Tutto nasce e muore negli anni ’80. Damien Chazelle lo sa e prende spunto da questo assunto per comporre con La La Land la sua elegia di un passato perduto trapiantato nel mondo di oggi, dove non c’è spazio per nostalgie e risentimenti per un tempo ormai estinto. L’assunto del film è identico a quello del film precedente del giovane regista (probabilmente diventerà il più giovane cineasta americano a vincere l’Oscar, rompendo così la serie dei 6 anni consecutivi in cui un regista USA non ha vinto la statuetta per la miglior regia), Whiplash (2014), dove il rimpianto per agli anni d’oro del jazz si fondeva con la necessità di un addestramento semi-militare dei nuovi musicisti. Whiplash era un autentico gioiello parzialmente rovinato da un insensato e insopportabile overacting, che surriscaldava la macchina narrativa fino a far ribollire i conflitti.
Un vero peccato. Così Chazelle ha assassinato il suo film d’esordio, un dramma serratissimo dove script, regia e montaggio costruivano un perfetto simulacro di una danza mortale, purtroppo accesa da performance troppo sovraesposte per ottenere una gusta calibratura di emozioni primarie troppo urlate per essere vere. In La La Land Chazelle non si sogna minimamente di surriscaldare il motore narrativo. L’impostazione della commedia sentimentale è del tutto raffreddata da un’ironia sottile, a tratti pungente, sempre sorprendentemente delicata, quasi a voler sfiorare personaggi volitivi ed aerei, che solo alla fine diventano elementi di un trattato filosofico su un destino cieco che premia più gli istinti che le reali volontà. Il gusto estetico di Chazelle in La La Land ha un misto di innamoramento vintage e quindi di perenne ricordo trasognato, misto ad una freddezza compositiva, da cui si denota un controllo totale di una partitura intensa ma sempre soffusa, dove i sentimenti sono tenuti ad una distanza quasi aerea e del tutto invisibili all’occhio.

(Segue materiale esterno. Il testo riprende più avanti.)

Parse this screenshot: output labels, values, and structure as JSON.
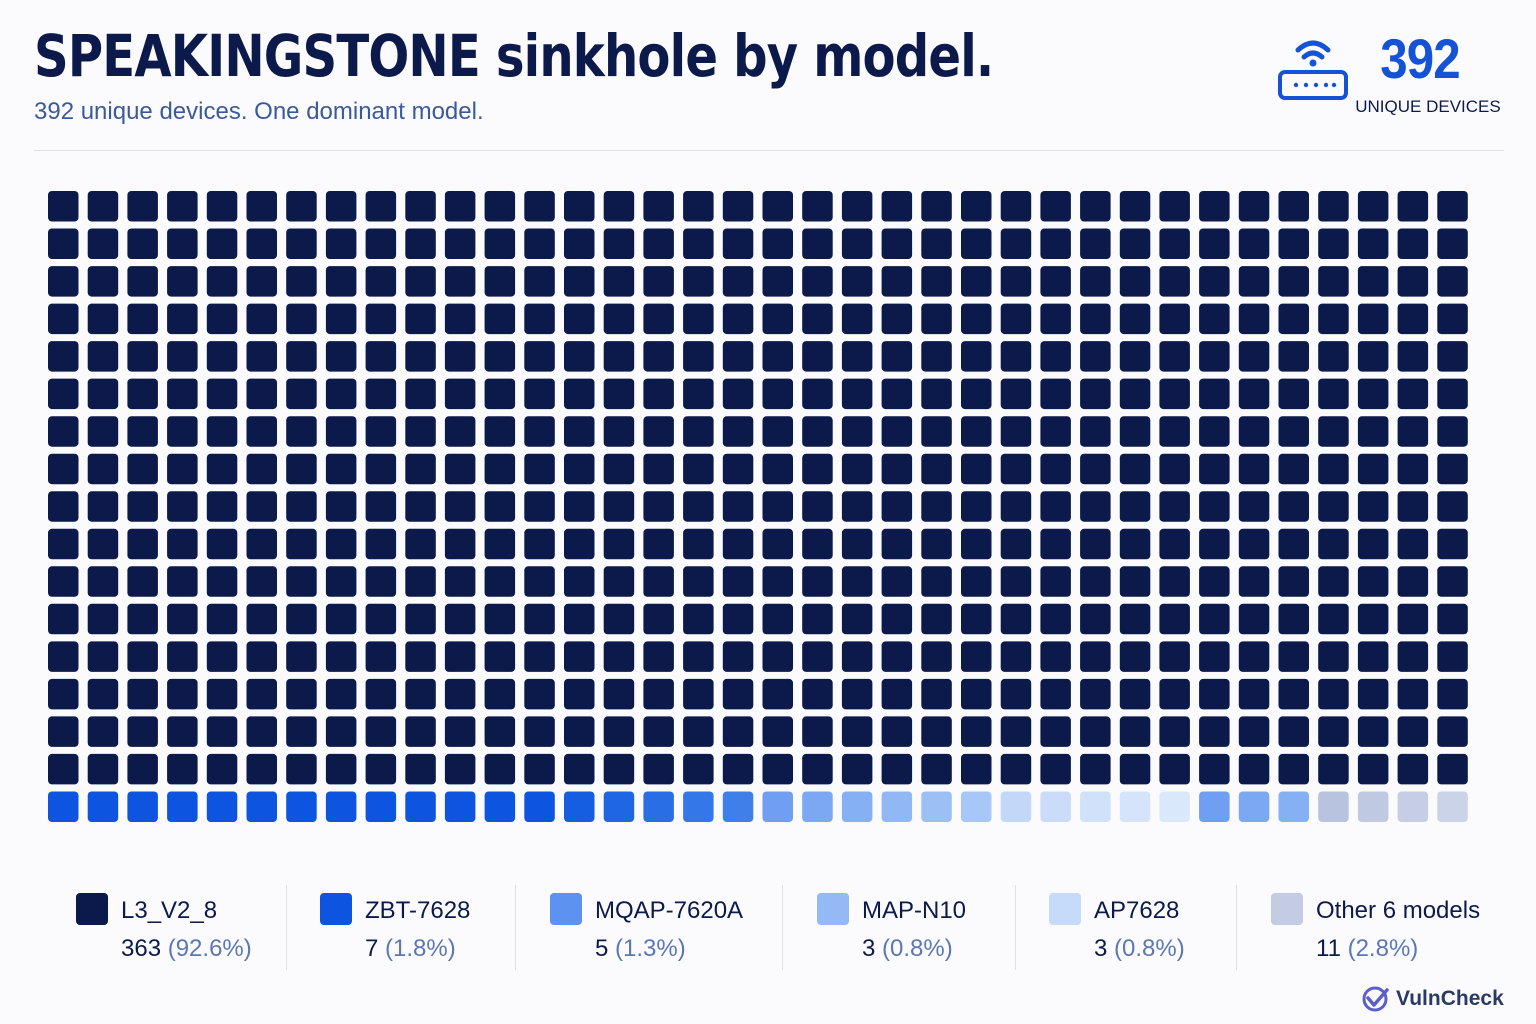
{
  "header": {
    "title": "SPEAKINGSTONE sinkhole by model.",
    "subtitle": "392 unique devices. One dominant model."
  },
  "kpi": {
    "icon": "router-wifi-icon",
    "value": "392",
    "label": "UNIQUE DEVICES"
  },
  "brand": {
    "icon": "vulncheck-logo-icon",
    "name": "VulnCheck"
  },
  "colors": {
    "title": "#0b1a4a",
    "accent": "#1553d6"
  },
  "chart_data": {
    "type": "waffle",
    "total": 392,
    "grid": {
      "columns": 36,
      "rows": 17
    },
    "series": [
      {
        "name": "L3_V2_8",
        "count": "363",
        "percent": "(92.6%)",
        "value": 363,
        "color": "#0b1a4a"
      },
      {
        "name": "ZBT-7628",
        "count": "7",
        "percent": "(1.8%)",
        "value": 7,
        "color": "#0d55e0"
      },
      {
        "name": "MQAP-7620A",
        "count": "5",
        "percent": "(1.3%)",
        "value": 5,
        "color": "#5d92f0"
      },
      {
        "name": "MAP-N10",
        "count": "3",
        "percent": "(0.8%)",
        "value": 3,
        "color": "#94b9f5"
      },
      {
        "name": "AP7628",
        "count": "3",
        "percent": "(0.8%)",
        "value": 3,
        "color": "#c5dbf9"
      },
      {
        "name": "Other 6 models",
        "count": "11",
        "percent": "(2.8%)",
        "value": 11,
        "color": "#c3cce2"
      }
    ],
    "bottom_row_colors": [
      "#0d55e0",
      "#0d55e0",
      "#0d55e0",
      "#0d55e0",
      "#0d55e0",
      "#0d55e0",
      "#0d55e0",
      "#0d55e0",
      "#0d55e0",
      "#0d55e0",
      "#0d55e0",
      "#0d55e0",
      "#0d55e0",
      "#155ee2",
      "#1f66e4",
      "#2a6ee6",
      "#3477e8",
      "#3f7fea",
      "#6f9ef2",
      "#7ba7f3",
      "#86b0f4",
      "#91b8f4",
      "#9cc0f5",
      "#a7c8f6",
      "#c3d8f9",
      "#cadcf9",
      "#d0e1fa",
      "#d5e4fa",
      "#dae8fb",
      "#6f9ef2",
      "#7ba7f3",
      "#86b0f4",
      "#b8c3df",
      "#bfc9e2",
      "#c5cee4",
      "#cad3e7"
    ]
  }
}
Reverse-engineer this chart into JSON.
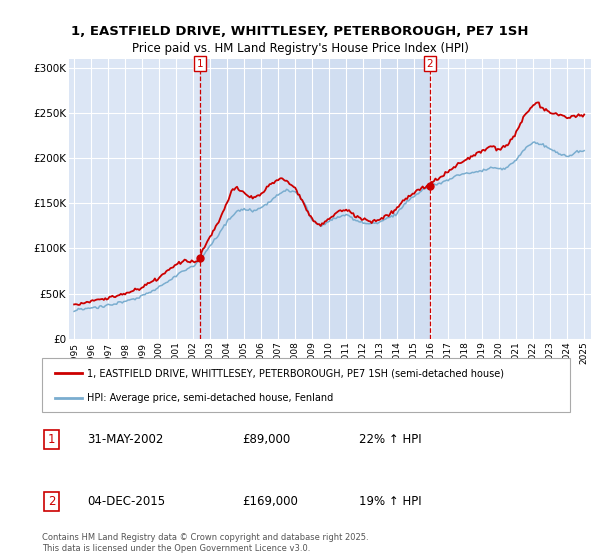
{
  "title": "1, EASTFIELD DRIVE, WHITTLESEY, PETERBOROUGH, PE7 1SH",
  "subtitle": "Price paid vs. HM Land Registry's House Price Index (HPI)",
  "background_color": "#ffffff",
  "plot_bg_color": "#dce6f5",
  "shade_color": "#dce6f5",
  "grid_color": "#ffffff",
  "ylim": [
    0,
    310000
  ],
  "yticks": [
    0,
    50000,
    100000,
    150000,
    200000,
    250000,
    300000
  ],
  "ytick_labels": [
    "£0",
    "£50K",
    "£100K",
    "£150K",
    "£200K",
    "£250K",
    "£300K"
  ],
  "purchase1_date": "31-MAY-2002",
  "purchase1_price": 89000,
  "purchase1_hpi_pct": "22%",
  "purchase1_year": 2002.42,
  "purchase2_date": "04-DEC-2015",
  "purchase2_price": 169000,
  "purchase2_hpi_pct": "19%",
  "purchase2_year": 2015.92,
  "red_line_color": "#cc0000",
  "blue_line_color": "#7aadcf",
  "marker_color": "#cc0000",
  "vline_color": "#cc0000",
  "legend_label_red": "1, EASTFIELD DRIVE, WHITTLESEY, PETERBOROUGH, PE7 1SH (semi-detached house)",
  "legend_label_blue": "HPI: Average price, semi-detached house, Fenland",
  "footer_text": "Contains HM Land Registry data © Crown copyright and database right 2025.\nThis data is licensed under the Open Government Licence v3.0."
}
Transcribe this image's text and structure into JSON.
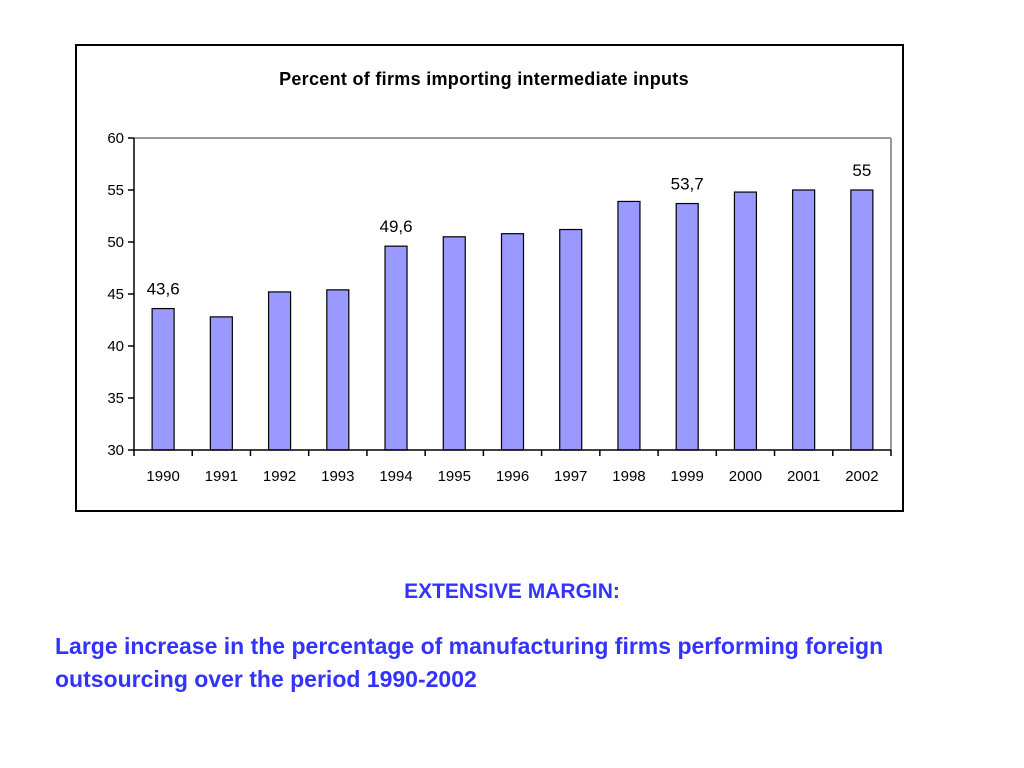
{
  "chart_data": {
    "type": "bar",
    "title": "Percent of firms importing intermediate inputs",
    "categories": [
      "1990",
      "1991",
      "1992",
      "1993",
      "1994",
      "1995",
      "1996",
      "1997",
      "1998",
      "1999",
      "2000",
      "2001",
      "2002"
    ],
    "values": [
      43.6,
      42.8,
      45.2,
      45.4,
      49.6,
      50.5,
      50.8,
      51.2,
      53.9,
      53.7,
      54.8,
      55.0,
      55.0
    ],
    "data_labels": [
      {
        "index": 0,
        "text": "43,6"
      },
      {
        "index": 4,
        "text": "49,6"
      },
      {
        "index": 9,
        "text": "53,7"
      },
      {
        "index": 12,
        "text": "55"
      }
    ],
    "yticks": [
      "30",
      "35",
      "40",
      "45",
      "50",
      "55",
      "60"
    ],
    "ylim": [
      30,
      60
    ],
    "xlabel": "",
    "ylabel": "",
    "grid": false,
    "legend": "none",
    "bar_color": "#9999ff",
    "bar_border": "#000000"
  },
  "slide": {
    "heading": "EXTENSIVE MARGIN:",
    "text": "Large increase in the percentage of manufacturing firms performing foreign outsourcing over the period 1990-2002",
    "text_color": "#3333ff"
  }
}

Chazelle riporta il musical ad una dimensione terrena e del tutto architettonica: come in Whiplash script, regia e montaggio codificano un mondo narrativo perennemente in bilico tra sogno e realtà, la forma si fonde nel contenuto senza che i personaggi vengano affogati in un mondo narrativo dove l’autorialismo sia preponderante al plot narrativo, come accadeva nei musical più autoriali, come Dancer in the Dark, dove la storia di Selma era comandata dall’alto dall’estro registico del demiurgo Von Trier; come in Moulin Rouge! dove il dramma di Satine era affogato nello stile sovraeccitato e ultra kitsch di Luhrmann; come in Sweeney Todd, dove la storia della vendetta del barbiere di Fleet Street veniva condotta da Tim Burton in una sontuosa sinfonia di morte sulla rivincita violenta dell’individuo rinnegato dalla società.
La La Land è un’opera decisamente più leggera e scanzonata e, allo stesso tempo, dotata di una calma irrequieta tale da rendere la sintassi narrativa fluida e plastica. Chazelle sa che il cinema è un regalo da offrire al pubblico, non c’è bisogno di pugni in faccia estetici per imporre un’estetica autoriale. Il mondo narrativo di La La Land si lascia guardare con una certa grazia, senza mai eccedere, senza che le lacrime prendano il sopravvento e senza rimanere un esercizio di maniera. Un meccanismo audace ed elegante. Chazelle dimostra che si può ancora rinnovare un’immaginario estremamente consumato, il tempo forse gli darà ragione e lo consegnerà ad una memoria duratura.